The biggest question mark, both for the competition and for the city itself as courtyard housing potentially goes forward, is what the shared open space is really for. Is it a place for people to park their cars, and then for kids to play on as an afterthought? Or is the courtyard meant to be a green space without autos or a concrete/asphalt surface?
The city has a difficult balancing act to pull off in a situation like this. They have to be pragmatic about what the market wants (or its perception) and what developers are likely to build. Indications from the buying public is that they usually strongly prefer having off-street parking, so developers naturally respond to that and the city in turn. But when you have a design competition involving courtyards, as many people have pointed out, that traditionally refers more to a green open space.
A large motivating factor for the city in holding the courtyard housing competition is to provide affordable housing options for families. That means more bedrooms and open space outside. So the better family option, you could argue, is courtyards with greenery, not asphalt. And for those of us who are looking at these designs not as possible future dwellings of our own, but merely as additions to the city we judge aesthetically, a true courtyard without the parking-first mentality is a much more attractive looking space. But if you're a developer looking to bet your business on a multi-unit project like this, removing on-site parking could be a major gamble.

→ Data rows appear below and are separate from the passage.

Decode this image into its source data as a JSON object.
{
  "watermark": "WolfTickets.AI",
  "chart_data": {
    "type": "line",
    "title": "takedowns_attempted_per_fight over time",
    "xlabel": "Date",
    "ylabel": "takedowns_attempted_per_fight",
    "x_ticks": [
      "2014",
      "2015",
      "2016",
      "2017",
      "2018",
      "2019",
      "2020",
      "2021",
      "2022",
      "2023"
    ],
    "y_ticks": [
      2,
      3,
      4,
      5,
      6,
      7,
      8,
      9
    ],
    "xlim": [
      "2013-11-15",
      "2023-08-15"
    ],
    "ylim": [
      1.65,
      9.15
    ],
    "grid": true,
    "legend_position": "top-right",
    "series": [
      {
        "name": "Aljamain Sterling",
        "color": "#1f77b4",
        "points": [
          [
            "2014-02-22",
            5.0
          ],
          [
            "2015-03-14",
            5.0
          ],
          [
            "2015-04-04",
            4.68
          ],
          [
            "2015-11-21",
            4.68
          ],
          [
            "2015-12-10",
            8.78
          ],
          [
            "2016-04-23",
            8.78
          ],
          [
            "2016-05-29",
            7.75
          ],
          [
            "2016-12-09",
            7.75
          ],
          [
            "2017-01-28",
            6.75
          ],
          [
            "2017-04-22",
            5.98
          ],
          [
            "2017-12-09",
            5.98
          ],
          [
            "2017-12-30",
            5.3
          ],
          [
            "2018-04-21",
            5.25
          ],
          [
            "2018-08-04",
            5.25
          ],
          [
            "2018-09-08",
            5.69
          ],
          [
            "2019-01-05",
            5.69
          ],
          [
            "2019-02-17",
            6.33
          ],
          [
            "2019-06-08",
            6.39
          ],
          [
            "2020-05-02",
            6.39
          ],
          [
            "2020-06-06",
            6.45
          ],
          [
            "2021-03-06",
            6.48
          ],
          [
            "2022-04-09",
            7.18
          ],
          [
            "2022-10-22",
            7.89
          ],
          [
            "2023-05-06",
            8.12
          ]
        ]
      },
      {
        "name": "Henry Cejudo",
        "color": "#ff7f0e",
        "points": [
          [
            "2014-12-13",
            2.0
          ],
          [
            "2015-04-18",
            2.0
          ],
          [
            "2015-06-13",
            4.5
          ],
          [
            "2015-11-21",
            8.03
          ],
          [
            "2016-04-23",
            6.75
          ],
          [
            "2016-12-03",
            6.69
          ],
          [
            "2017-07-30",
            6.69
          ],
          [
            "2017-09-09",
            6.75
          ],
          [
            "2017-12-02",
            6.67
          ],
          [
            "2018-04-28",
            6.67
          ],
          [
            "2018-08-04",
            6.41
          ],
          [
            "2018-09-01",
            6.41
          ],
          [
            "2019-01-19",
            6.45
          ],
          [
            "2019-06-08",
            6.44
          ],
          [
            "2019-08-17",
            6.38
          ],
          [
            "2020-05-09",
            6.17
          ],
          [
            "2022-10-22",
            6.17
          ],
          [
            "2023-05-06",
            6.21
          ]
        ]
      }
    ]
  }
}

Looking at the entries, I quicly felt torn about what my criteria should be. My natural inclination was to search for images of good-looking architecture. It's more fun to look at nice sculptural aspects of architecture than to ponder site plans and stormwater treatment strategies. Yet that's of course a much different means of valuation than it would be for someone expecting to live or build there.
For example, looking at the Inner Portland category (there was also an outer category), I liked the second and third place (the Merit and Citation) award winners pictured above better aesthetically than the top prize winner, the honor award (pictured below). The Merit and Citation winners had more clean-lined, handsome architecture to them, although the top Honor award winner was arguably at a more appropriate scale for a starter family home and seemingly of rougher, cheaper materials. So it's hard for me to say I disagree for the jury, even as I feel pretty sure I know I would prefer at least a couple of the runners up as better looking additions to the city.
Having said all this, the real issue may not be aesthetics or even planning, but the process of getting developers to build these designs. On its website FAQ, the competition text says, "The City of Portland intends to facilitate built projects based on the winning designs, potentially through means such as providing funding to aid in adapting designs to actual building sites and through encouraging developers to partner with winning designers in an anticipated design-build competition." Will this fulfill the promise of better designed high-density architecture? After all, that's the whole point.